Thursday April 7, 2016                                                                    7:00 P.M.

With the outbreak of the Civil War the small, social Southern town of Washington, D.C. found itself caught between warring sides in a four-year battle that would determine the future of the United States. After the declaration of secession many Southern women left the city, leaving their friends to grapple with questions of safety and sanitation as the capital was transformed into an immense Union army camp and later a hospital. With their husbands, brothers, and fathers marching off to war the women of Washington joined the cause as well. And more women went to the Capital City to enlist as nurses, supply organizers, relief workers, and journalists. New York Times best seller Capital Dames chronicles these women's increasing independence, their political empowerment, their indispensable role in keeping the Union unified through the war and in helping heal it once the fighting was done - and concludes that the war not only changed Washington, it also forever changed the place of women.

Cokie Roberts is a political commentator for ABC News and NPR. From 1996 to 2002, she and Sam Donaldson co-anchored the weekly ABC interview program, This Week. She is the bestselling author of We Are Our Mothers’ Daughters, Ladies of Liberty, and Founding Mothers.


“Most Blessed of the Patriarchs”: Thomas Jefferson and the Empire of the Imagination

Annette Gordon-Reed and Peter S. Onuf

Thursday May 5, 2016                                                                     7:00 P.M. 

A groundbreaking work of history that explicates Thomas Jefferson’s vision of himself, the American Revolution, Christianity, slavery, and race.

Thomas Jefferson is still presented today as a hopelessly enigmatic figure despite being written about more than any other Founding Father.
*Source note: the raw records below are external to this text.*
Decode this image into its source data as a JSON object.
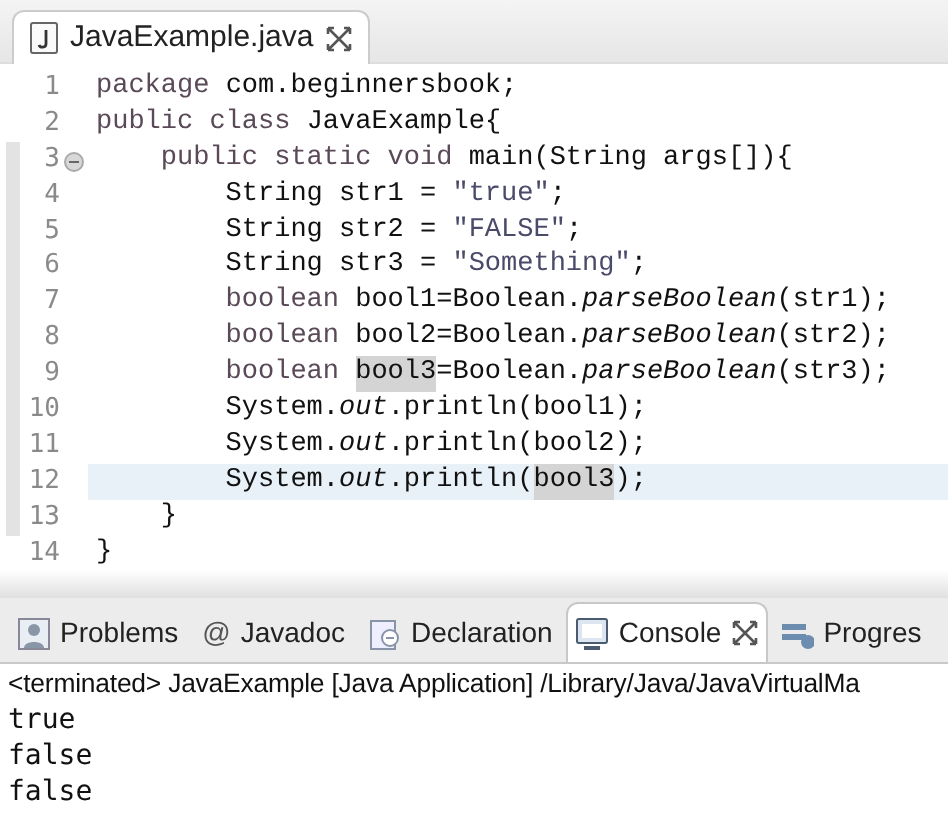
{
  "editor": {
    "tabs": [
      {
        "title": "JavaExample.java",
        "selected": true,
        "closable": true
      }
    ],
    "lines": [
      {
        "number": "1",
        "fold": false,
        "current": false,
        "range": false,
        "segments": [
          {
            "kind": "keyword",
            "text": "package "
          },
          {
            "kind": "plain",
            "text": "com.beginnersbook;"
          }
        ]
      },
      {
        "number": "2",
        "fold": false,
        "current": false,
        "range": false,
        "segments": [
          {
            "kind": "keyword",
            "text": "public class "
          },
          {
            "kind": "plain",
            "text": "JavaExample{"
          }
        ],
        "children": [
          {
            "number": "3",
            "fold": true,
            "current": false,
            "range": true,
            "segments": [
              {
                "kind": "keyword",
                "text": "public static void "
              },
              {
                "kind": "plain",
                "text": "main(String args[]){"
              }
            ],
            "children": [
              {
                "number": "4",
                "fold": false,
                "current": false,
                "range": true,
                "segments": [
                  {
                    "kind": "plain",
                    "text": "String str1 = "
                  },
                  {
                    "kind": "string",
                    "text": "\"true\""
                  },
                  {
                    "kind": "plain",
                    "text": ";"
                  }
                ]
              },
              {
                "number": "5",
                "fold": false,
                "current": false,
                "range": true,
                "segments": [
                  {
                    "kind": "plain",
                    "text": "String str2 = "
                  },
                  {
                    "kind": "string",
                    "text": "\"FALSE\""
                  },
                  {
                    "kind": "plain",
                    "text": ";"
                  }
                ]
              },
              {
                "number": "6",
                "fold": false,
                "current": false,
                "range": true,
                "segments": [
                  {
                    "kind": "plain",
                    "text": "String str3 = "
                  },
                  {
                    "kind": "string",
                    "text": "\"Something\""
                  },
                  {
                    "kind": "plain",
                    "text": ";"
                  }
                ]
              },
              {
                "number": "7",
                "fold": false,
                "current": false,
                "range": true,
                "segments": [
                  {
                    "kind": "keyword",
                    "text": "boolean "
                  },
                  {
                    "kind": "plain",
                    "text": "bool1=Boolean."
                  },
                  {
                    "kind": "method",
                    "text": "parseBoolean"
                  },
                  {
                    "kind": "plain",
                    "text": "(str1);"
                  }
                ]
              },
              {
                "number": "8",
                "fold": false,
                "current": false,
                "range": true,
                "segments": [
                  {
                    "kind": "keyword",
                    "text": "boolean "
                  },
                  {
                    "kind": "plain",
                    "text": "bool2=Boolean."
                  },
                  {
                    "kind": "method",
                    "text": "parseBoolean"
                  },
                  {
                    "kind": "plain",
                    "text": "(str2);"
                  }
                ]
              },
              {
                "number": "9",
                "fold": false,
                "current": false,
                "range": true,
                "segments": [
                  {
                    "kind": "keyword",
                    "text": "boolean "
                  },
                  {
                    "kind": "occurrence",
                    "text": "bool3"
                  },
                  {
                    "kind": "plain",
                    "text": "=Boolean."
                  },
                  {
                    "kind": "method",
                    "text": "parseBoolean"
                  },
                  {
                    "kind": "plain",
                    "text": "(str3);"
                  }
                ]
              },
              {
                "number": "10",
                "fold": false,
                "current": false,
                "range": true,
                "segments": [
                  {
                    "kind": "plain",
                    "text": "System."
                  },
                  {
                    "kind": "field",
                    "text": "out"
                  },
                  {
                    "kind": "plain",
                    "text": ".println(bool1);"
                  }
                ]
              },
              {
                "number": "11",
                "fold": false,
                "current": false,
                "range": true,
                "segments": [
                  {
                    "kind": "plain",
                    "text": "System."
                  },
                  {
                    "kind": "field",
                    "text": "out"
                  },
                  {
                    "kind": "plain",
                    "text": ".println(bool2);"
                  }
                ]
              },
              {
                "number": "12",
                "fold": false,
                "current": true,
                "range": true,
                "segments": [
                  {
                    "kind": "plain",
                    "text": "System."
                  },
                  {
                    "kind": "field",
                    "text": "out"
                  },
                  {
                    "kind": "plain",
                    "text": ".println("
                  },
                  {
                    "kind": "occurrence",
                    "text": "bool3"
                  },
                  {
                    "kind": "plain",
                    "text": ");"
                  }
                ]
              }
            ]
          },
          {
            "number": "13",
            "fold": false,
            "current": false,
            "range": true,
            "segments": [
              {
                "kind": "plain",
                "text": "}"
              }
            ]
          }
        ]
      },
      {
        "number": "14",
        "fold": false,
        "current": false,
        "range": false,
        "segments": [
          {
            "kind": "plain",
            "text": "}"
          }
        ]
      }
    ]
  },
  "panel": {
    "tabs": [
      {
        "label": "Problems",
        "selected": false,
        "closable": false
      },
      {
        "label": "Javadoc",
        "glyph": "@",
        "selected": false,
        "closable": false
      },
      {
        "label": "Declaration",
        "selected": false,
        "closable": false
      },
      {
        "label": "Console",
        "selected": true,
        "closable": true
      },
      {
        "label": "Progres",
        "selected": false,
        "closable": false
      }
    ],
    "console": {
      "header": "<terminated> JavaExample [Java Application] /Library/Java/JavaVirtualMa",
      "output": [
        "true",
        "false",
        "false"
      ]
    }
  }
}
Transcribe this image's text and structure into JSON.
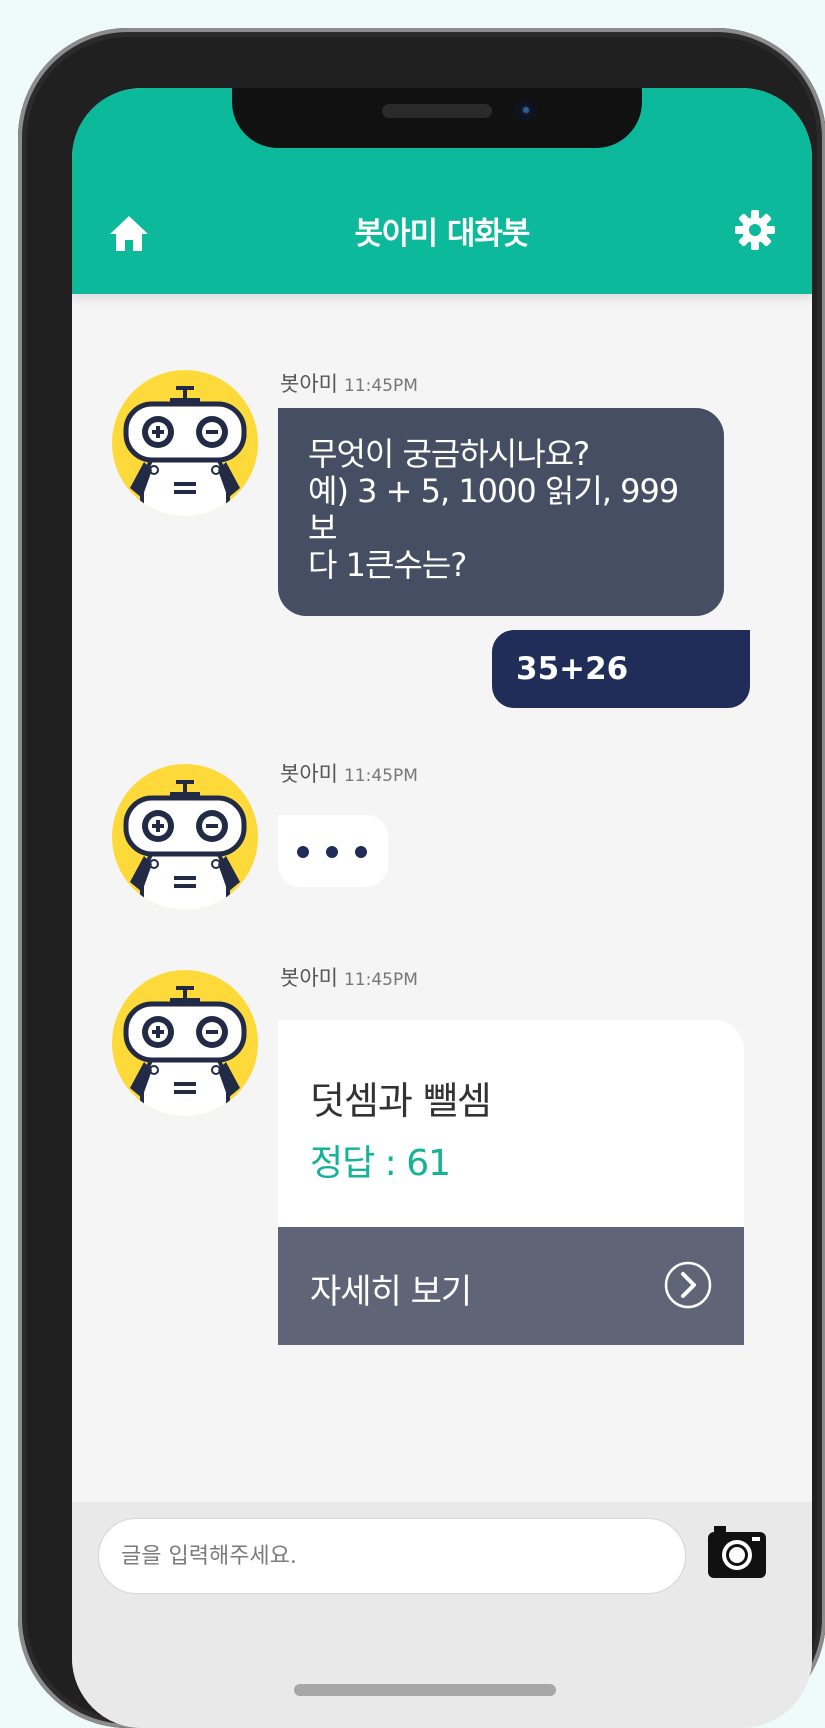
{
  "header": {
    "title": "봇아미 대화봇",
    "home_icon": "home-icon",
    "settings_icon": "gear-icon",
    "color": "#0cb99a"
  },
  "messages": [
    {
      "sender": "봇아미",
      "time": "11:45PM",
      "text_lines": [
        "무엇이 궁금하시나요?",
        "예) 3 + 5, 1000 읽기, 999보",
        "다 1큰수는?"
      ]
    },
    {
      "sender": "user",
      "text": "35+26"
    },
    {
      "sender": "봇아미",
      "time": "11:45PM",
      "typing": true
    },
    {
      "sender": "봇아미",
      "time": "11:45PM",
      "card": {
        "title": "덧셈과 뺄셈",
        "answer": "정답 : 61",
        "action_label": "자세히 보기",
        "action_icon": "chevron-right-circle-icon"
      }
    }
  ],
  "input": {
    "placeholder": "글을 입력해주세요.",
    "value": "",
    "camera_icon": "camera-icon"
  },
  "colors": {
    "bot_bubble": "#464e64",
    "user_bubble": "#1f2d58",
    "answer_text": "#12b396",
    "card_footer": "#5f6577"
  }
}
Lauded as the most articulate voice of American freedom, even as he held people in bondage, Jefferson is variably described by current-day observers as a hypocrite, an atheist, and a simple-minded proponent of limited government. This work presents an absorbing and revealing character study that finally clarifies the philosophy of Thomas Jefferson. Tracing his development and maturation from his youth to his old age, the authors explore what they call the “empire” of Jefferson’s imagination — his expansive state of mind born of the intellectual influences and life experiences that led him into public life as a modern avatar of the enlightenment who often likened himself to an ancient figure — “the most blessed of the patriarchs.” 

Annette Gordon-Reed is the author of the National Book Award and Pulitzer Prize–winning The Hemingses of Monticello and is Charles Warren Professor of American Legal History at Harvard Law School. Peter S. Onuf is the Thomas Jefferson Memorial Foundation Professor Emeritus at the University of Virginia.